The support of Michael Bennet of Colorado brings the deal potentially within three votes of being filibustered in the Senate, and the new opposition by ranking Foreign Relations Democrat Benjamin L. Cardin  of Maryland stems what had been total momentum in favor of the deal. According to the Denver Post, Sen. Michael Bennet plans to announce  his support for the deal, along with an additional plan to “strengthen the deal while steering more money to Israel for its national defense.”  

“Our primary objectives are to prevent Iran from having a nuclear weapon, make sure Israel is safe and, if possible, avoid another war in the Middle East,” said Bennet in a statement released first to The Denver Post. “This agreement represents a flawed, but important step to accomplish those goals.”  

Bennet’s support had immediate repercussions for his reelection race next year .  

Cardin meanwhile announced he will oppose the Iran deal in an op-ed in The Washington Post.  Cardin is just the third Democrat to come out against the deal.  
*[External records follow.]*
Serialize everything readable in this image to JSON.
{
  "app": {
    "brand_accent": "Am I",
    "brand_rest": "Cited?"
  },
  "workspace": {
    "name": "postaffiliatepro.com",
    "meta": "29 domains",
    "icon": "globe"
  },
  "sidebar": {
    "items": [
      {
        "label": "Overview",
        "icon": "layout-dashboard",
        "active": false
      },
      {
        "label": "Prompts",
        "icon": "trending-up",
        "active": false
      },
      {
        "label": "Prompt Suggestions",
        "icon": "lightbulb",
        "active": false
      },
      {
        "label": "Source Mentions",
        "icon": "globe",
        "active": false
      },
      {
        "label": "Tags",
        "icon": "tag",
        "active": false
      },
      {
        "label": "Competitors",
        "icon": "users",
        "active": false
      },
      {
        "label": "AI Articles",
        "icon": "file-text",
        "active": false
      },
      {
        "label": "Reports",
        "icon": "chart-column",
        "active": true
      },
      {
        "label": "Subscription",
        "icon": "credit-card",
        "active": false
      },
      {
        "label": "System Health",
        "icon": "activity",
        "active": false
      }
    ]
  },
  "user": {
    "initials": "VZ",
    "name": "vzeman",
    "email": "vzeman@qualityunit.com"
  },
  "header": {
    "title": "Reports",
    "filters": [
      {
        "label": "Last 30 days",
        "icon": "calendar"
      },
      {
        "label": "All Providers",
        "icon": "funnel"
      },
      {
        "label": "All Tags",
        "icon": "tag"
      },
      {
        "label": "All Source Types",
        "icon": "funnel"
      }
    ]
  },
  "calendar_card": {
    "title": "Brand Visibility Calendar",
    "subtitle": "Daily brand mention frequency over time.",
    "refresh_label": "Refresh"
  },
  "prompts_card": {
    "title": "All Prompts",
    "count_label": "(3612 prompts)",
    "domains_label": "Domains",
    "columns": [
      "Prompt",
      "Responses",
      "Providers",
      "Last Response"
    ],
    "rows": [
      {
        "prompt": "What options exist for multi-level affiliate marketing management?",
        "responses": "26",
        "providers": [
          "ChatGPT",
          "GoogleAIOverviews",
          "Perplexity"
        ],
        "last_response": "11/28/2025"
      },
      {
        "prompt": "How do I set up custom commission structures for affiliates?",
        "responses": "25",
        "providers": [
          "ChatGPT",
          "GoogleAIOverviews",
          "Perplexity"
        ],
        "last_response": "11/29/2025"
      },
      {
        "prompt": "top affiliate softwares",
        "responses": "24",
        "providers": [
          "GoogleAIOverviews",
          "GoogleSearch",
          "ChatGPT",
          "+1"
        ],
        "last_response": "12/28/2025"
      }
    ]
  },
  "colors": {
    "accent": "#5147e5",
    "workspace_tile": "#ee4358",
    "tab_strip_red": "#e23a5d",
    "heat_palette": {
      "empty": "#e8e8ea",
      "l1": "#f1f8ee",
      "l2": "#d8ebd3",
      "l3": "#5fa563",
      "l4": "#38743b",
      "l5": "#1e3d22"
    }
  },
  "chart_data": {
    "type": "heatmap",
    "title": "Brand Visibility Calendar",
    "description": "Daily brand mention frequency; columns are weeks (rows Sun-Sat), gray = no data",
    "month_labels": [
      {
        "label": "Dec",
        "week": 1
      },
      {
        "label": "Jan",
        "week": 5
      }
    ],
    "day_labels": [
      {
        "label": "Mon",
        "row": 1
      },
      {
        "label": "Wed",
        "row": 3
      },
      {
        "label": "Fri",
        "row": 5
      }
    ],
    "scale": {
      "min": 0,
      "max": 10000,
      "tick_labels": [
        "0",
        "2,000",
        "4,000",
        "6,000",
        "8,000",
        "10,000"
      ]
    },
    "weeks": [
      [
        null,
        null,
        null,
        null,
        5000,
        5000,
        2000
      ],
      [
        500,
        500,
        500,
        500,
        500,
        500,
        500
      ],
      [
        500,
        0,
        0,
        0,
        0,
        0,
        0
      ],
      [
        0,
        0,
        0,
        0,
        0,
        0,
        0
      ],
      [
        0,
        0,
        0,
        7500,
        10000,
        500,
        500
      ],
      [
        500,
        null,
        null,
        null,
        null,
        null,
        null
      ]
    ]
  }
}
Cardin and Bennet also are looking ahead to passing a new bill aimed at toughening sanctions on Iran if they step up their support for terrorism.  

The Democratic senators who have yet to announce their position on the Iran deal are Richard Blumenthal  of Connecticut, Maria Cantwell  of Washington, Joe Manchin III  of West Virginia, Gary Peters  of Michigan and Ron Wyden  of Oregon.  

Manchin, however, said yesterday he would not filibuster a disapproval resolution although he hasn’t decided how he’ll vote on the deal itself.  

Republican Susan Collins  of Maine also hasn’t announced a position.  

The success of the deal is already a foregone conclusion because the White House has more than enough support to sustain a veto of the disapproval resolution.